На нем не было ни единой нитки одежды. Голый, торжествующий, он поднялся над ней, хотел пронзить ее собой — и не смог: так красива, так нежна и ничем не защищена, без облака чужого поклоненья, без кожи собственной отваги, лежала она перед ним на роскошном ложе, доставшемся им на одну ночь, эта девочка, прошедшая огни и воды и медные трубы, в костре не горевшая, в ледяном море не тонувшая, во снегах обширной сибирской тундры не заблудившаяся, защищавшая себя с доблестью хорошего, опытного воина, — что он засмеялся, и дыханье его пресеклось, и он подхватил ее на руки, ее, с розовыми потными щеками, с глазами, полными слез любви, и она засучила ногами у него на руках, пытаясь вырваться, и закричала: о, у меня кружится голова!.. меня никто еще на руках никогда не носил!.. пусти, пусти же!.. — а он поднял ее еще выше над кроватью, прижал к себе, к своей голой груди, тяжело дышал, как после бега, и, наклонившись к ней, покрыл все ее заплаканное, счастливое лицо поцелуями, как усыпал драгоценными камнями.
— Боже!.. ты ума лишился… да разве я…
— Ты — мой алмаз… Сапфир мой дорогой, бесценный, ненаглядный…

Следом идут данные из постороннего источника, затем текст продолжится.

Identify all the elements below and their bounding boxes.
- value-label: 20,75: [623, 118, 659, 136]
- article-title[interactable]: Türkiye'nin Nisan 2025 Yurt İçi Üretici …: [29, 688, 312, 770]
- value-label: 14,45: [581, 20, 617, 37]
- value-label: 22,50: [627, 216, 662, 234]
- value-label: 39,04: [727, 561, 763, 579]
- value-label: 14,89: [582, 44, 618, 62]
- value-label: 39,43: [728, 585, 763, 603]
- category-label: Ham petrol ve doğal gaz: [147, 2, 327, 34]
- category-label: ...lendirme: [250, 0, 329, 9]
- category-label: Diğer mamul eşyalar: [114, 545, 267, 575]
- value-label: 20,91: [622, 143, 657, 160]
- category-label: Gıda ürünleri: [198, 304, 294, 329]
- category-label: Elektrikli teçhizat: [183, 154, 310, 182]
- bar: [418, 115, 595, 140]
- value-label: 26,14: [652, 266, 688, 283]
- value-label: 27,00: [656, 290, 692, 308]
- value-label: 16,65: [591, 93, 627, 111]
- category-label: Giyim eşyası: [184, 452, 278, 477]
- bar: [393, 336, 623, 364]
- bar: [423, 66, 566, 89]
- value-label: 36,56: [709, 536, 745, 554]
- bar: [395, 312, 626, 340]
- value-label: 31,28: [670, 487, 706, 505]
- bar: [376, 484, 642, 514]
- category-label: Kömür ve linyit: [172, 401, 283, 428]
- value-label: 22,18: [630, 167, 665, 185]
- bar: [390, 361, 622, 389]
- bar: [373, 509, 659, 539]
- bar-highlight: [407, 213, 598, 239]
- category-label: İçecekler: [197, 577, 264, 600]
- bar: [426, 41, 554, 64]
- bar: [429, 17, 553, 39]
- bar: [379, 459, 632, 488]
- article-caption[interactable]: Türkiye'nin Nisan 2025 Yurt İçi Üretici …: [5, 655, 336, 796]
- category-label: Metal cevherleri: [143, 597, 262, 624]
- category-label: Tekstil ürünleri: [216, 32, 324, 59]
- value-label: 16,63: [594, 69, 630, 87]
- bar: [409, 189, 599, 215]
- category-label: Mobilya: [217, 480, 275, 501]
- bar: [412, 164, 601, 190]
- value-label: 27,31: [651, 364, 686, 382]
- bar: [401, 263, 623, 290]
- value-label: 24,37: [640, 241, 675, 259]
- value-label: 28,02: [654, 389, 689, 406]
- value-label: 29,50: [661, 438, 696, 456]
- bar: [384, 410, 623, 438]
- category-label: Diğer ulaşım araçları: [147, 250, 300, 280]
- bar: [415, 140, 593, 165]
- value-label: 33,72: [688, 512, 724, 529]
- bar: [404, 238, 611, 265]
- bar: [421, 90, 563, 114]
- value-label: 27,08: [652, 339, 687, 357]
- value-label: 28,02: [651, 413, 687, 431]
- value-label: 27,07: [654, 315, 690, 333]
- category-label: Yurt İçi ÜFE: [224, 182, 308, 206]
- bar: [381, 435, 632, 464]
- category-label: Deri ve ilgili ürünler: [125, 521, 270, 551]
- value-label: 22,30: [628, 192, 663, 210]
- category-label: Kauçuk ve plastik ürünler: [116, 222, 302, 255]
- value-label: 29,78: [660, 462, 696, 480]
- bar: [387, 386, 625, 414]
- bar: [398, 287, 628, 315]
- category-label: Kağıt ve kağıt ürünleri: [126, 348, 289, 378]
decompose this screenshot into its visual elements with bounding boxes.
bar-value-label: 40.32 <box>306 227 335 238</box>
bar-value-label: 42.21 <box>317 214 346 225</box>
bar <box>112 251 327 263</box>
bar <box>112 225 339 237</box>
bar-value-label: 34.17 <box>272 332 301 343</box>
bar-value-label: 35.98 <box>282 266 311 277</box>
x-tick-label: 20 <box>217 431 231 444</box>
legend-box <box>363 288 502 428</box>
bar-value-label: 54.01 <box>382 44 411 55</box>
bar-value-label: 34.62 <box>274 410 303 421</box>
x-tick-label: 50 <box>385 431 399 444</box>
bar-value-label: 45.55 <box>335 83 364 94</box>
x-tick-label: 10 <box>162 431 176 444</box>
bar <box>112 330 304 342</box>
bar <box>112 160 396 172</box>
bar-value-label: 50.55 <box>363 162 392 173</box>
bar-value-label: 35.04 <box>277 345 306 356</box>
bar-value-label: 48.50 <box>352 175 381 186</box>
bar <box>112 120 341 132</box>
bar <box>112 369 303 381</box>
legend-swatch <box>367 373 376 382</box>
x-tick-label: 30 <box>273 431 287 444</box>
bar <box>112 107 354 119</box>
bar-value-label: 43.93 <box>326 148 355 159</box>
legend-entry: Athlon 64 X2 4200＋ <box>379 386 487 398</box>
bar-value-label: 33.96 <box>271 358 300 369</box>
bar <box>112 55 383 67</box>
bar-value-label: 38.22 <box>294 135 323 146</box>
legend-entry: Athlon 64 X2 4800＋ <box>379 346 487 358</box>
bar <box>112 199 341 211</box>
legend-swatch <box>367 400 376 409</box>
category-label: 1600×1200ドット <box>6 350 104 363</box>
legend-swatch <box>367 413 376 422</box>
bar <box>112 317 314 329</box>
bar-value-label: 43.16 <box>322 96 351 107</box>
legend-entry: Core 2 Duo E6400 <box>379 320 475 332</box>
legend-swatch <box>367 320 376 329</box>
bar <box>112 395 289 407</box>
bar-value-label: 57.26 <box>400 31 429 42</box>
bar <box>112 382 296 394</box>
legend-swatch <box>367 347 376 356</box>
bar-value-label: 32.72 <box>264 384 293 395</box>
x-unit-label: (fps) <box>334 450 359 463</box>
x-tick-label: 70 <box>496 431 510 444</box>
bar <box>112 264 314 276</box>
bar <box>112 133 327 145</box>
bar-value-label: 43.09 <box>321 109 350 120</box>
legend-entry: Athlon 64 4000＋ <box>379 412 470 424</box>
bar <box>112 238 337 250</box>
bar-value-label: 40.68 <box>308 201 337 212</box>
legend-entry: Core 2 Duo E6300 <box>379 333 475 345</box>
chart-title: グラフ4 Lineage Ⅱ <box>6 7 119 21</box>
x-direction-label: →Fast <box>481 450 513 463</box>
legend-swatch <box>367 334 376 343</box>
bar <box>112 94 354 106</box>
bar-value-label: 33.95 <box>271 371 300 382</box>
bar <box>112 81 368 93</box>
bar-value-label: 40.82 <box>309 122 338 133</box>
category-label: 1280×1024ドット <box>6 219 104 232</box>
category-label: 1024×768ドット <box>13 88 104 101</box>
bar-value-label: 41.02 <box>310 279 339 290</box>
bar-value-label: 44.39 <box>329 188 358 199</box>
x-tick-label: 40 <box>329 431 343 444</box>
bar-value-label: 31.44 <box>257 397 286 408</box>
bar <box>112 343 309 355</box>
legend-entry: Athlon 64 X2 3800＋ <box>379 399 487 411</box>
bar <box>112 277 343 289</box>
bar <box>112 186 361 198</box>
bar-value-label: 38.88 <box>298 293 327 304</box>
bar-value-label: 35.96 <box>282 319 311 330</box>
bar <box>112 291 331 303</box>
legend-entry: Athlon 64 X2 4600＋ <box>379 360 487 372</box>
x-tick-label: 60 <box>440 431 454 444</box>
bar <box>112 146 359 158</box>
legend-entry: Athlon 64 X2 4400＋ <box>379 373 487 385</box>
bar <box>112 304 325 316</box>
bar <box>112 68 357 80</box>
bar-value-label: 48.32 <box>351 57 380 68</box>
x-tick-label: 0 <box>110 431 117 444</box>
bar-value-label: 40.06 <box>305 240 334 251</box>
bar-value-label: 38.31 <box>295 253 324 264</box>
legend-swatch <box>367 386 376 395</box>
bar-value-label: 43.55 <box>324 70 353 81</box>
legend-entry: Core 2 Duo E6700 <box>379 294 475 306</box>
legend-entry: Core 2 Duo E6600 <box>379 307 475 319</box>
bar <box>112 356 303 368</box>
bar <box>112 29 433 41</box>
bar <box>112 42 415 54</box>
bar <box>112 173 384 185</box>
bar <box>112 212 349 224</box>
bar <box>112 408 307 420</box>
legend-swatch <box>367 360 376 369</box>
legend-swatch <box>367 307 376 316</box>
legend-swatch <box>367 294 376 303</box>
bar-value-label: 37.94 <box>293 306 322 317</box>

Он бережно опустил ее на Царскую кровать, раздвинул ей руками колени, тронул ладонью и губами ее влажную речную, голубиную Тайну — и, зажмурившись, сомкнув глаза, чтобы видеть все внутренним зреньем, направил всего себя в средоточье жизни, которую ему предстояло нынче родить.
Я впускаю тебя в себя без боязни. Я принадлежу тебе. Я берегла себя для тебя. Синий камень, ледяной Океан. Я долго шла, и колени мои мерзли. И Золотой Шлем объяснился мне в любви, но он никогда, там, в снегах, где гуляют свободно песцы, не был со мной. И английский капитан… никто, никто, никогда… О!.. ты проник в меня, видишь, как счастливо, мужчинам можно в Алтарь, а женщинам — нет, но ты берешь меня за руку, и открываешь Царские Врата, и вводишь меня туда, где свечи, и тьма, и запах афонского ладана, и красота огня, и поцелуи, и слиянье со счастьем… Я подаюсь навстречу тебе. Ты счастье. Ты жизнь моя. Ты все, посланное мне за годы ужаса и боли. Ты мое Царство. Ты моя Россия. Ты мое будущее, моя молитва и мое единственное желанье. Ты — моя корона, и я венчаюсь тобой на Царство. Иди ко мне. Иди глубже, непреложней, сильнее. Ты вся нежность мира, и ты вливаешься в меня, как синее снежное вино, как вольное вино освобожденной от льда великой реки. Я стою на обрыве твоем. Острый нос твоего корабля разрезает туманы мои. Я не вижу ничего. Не слышу. Я залита Солнцем. Я залита тобой. Мой солдат. Моя судьба. Отец… ребенка моего…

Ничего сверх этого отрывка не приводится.